El Servicio Jesuita a Refugiados acompaña a las víctimas para que no tengan que "mendigar ni ocultarse. Es gente que tiene que salir de su tierra y que lo perdió todo, sólo le queda la vida y la tiene amenazada", exppone Libardo Valderrama, desde Magdalena Medio. Tienen las puertas de la Administración cerradas para conseguir su estatus de desplazado y, con él, las ayudas que la legislación contempla (acogida en albergue, educación, atención médica y acompañamiento psicosocial de emergencia). "Cuando la ayuda llega, se limita a darles de comer y entregar alguna vivienda, pero realmente no hay un proceso de readaptación de estas víctimas en la sociedad", abunda. Deben lidiar, además, con otro frente, el del estigma social, porque "piensan que son guerrilleros, peligrosos o narcotraficantes...".

el difícil estatus de desplazado Barrancabermeja es una de las ciudades de acogida para miles de desplazados procedentes de la región de Magdalena Medio, una de las más azotadas por el conflicto armado y el narcotráfico. En esta ciudad depositan muchas expectativas de encontrar empleo pero la realidad que encuentran es otra bien diferente. Si conocen a un familiar o un amigo se podrán alojar en su vivienda, pero otras muchas familias llegan a barrios de "invasión", ilegales, donde se agolpan sin orden construcciones de plástico o madera, algunas sin techo, y todas ellas sin acceso a servicios públicos. El enganche al agua o la luz se hace de manera ilegal, no hay vías de acceso ni recogida de basura. Pero lo que más preocupa a la delegación del SJR es que muchas familias permanecen en estado de emergencia "mucho tiempo", que puede ser hasta diez años. Así, el 40% de los atendidos por esta ONG llegaron entre los años 2000 y 2005, y el 37% entre 2006 y 2010. Y a partir de los diez años pierden sus derechos como desplazado. Hay familias que se mueven de comuna en comuna porque se les derrumbó el cerro en época de lluvias llevando por delante su casa, o que está "perseguida de nuevo por los actores armados".

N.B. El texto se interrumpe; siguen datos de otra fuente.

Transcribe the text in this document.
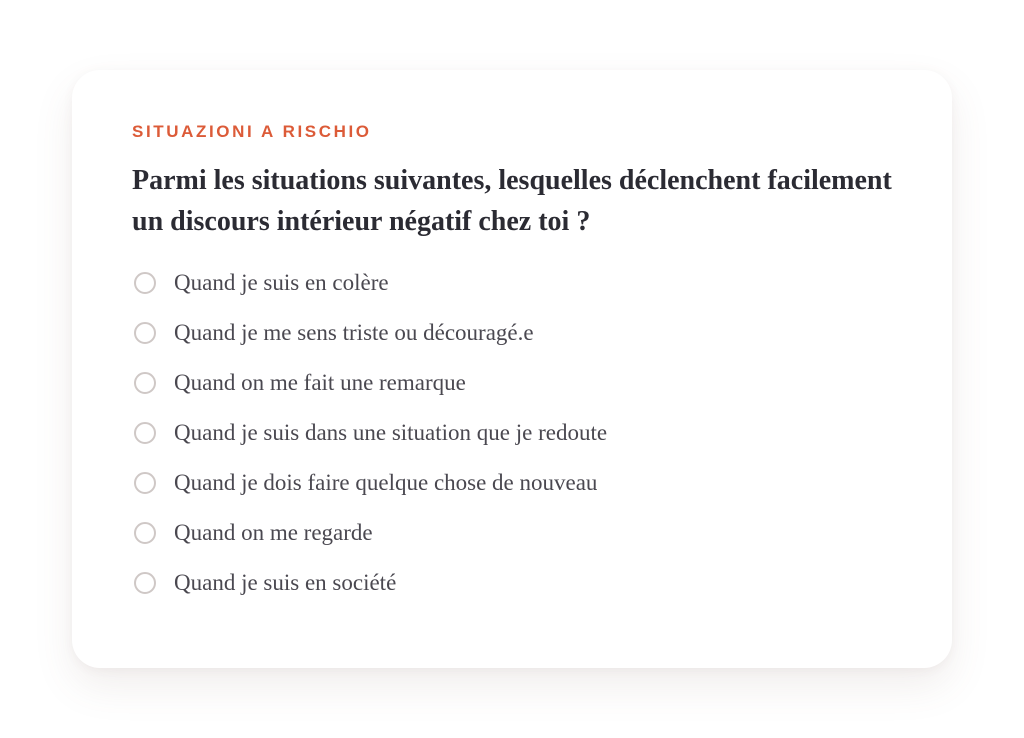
SITUAZIONI A RISCHIO
Parmi les situations suivantes, lesquelles déclenchent facilement un discours intérieur négatif chez toi ?
Quand je suis en colère
Quand je me sens triste ou découragé.e
Quand on me fait une remarque
Quand je suis dans une situation que je redoute
Quand je dois faire quelque chose de nouveau
Quand on me regarde
Quand je suis en société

Hay víctimas que debido a los retrasos crónicos de la Administración de hasta tres y cuatro meses en reconocerles su estatus de desplazado necesitan bonos alimentarios y médicos para poder sobrevivir. En cambio, al SJR se acercan más a pedir "ayuda para levantar su casa, maderas y láminas de zinc para dos cuartos donde vivirán hasta diez personas".

Este tránsito continuo lleva a respirar hasta quince personas bajo un techo pequeño, "la menor con el mayor, el tío con la sobrina y se producen embarazos a edades tempranas". Y, como señala un líder vecinal del Sur de Bolivar, "si una niña que se queda embarazada con once años se le daña por completo su futuro".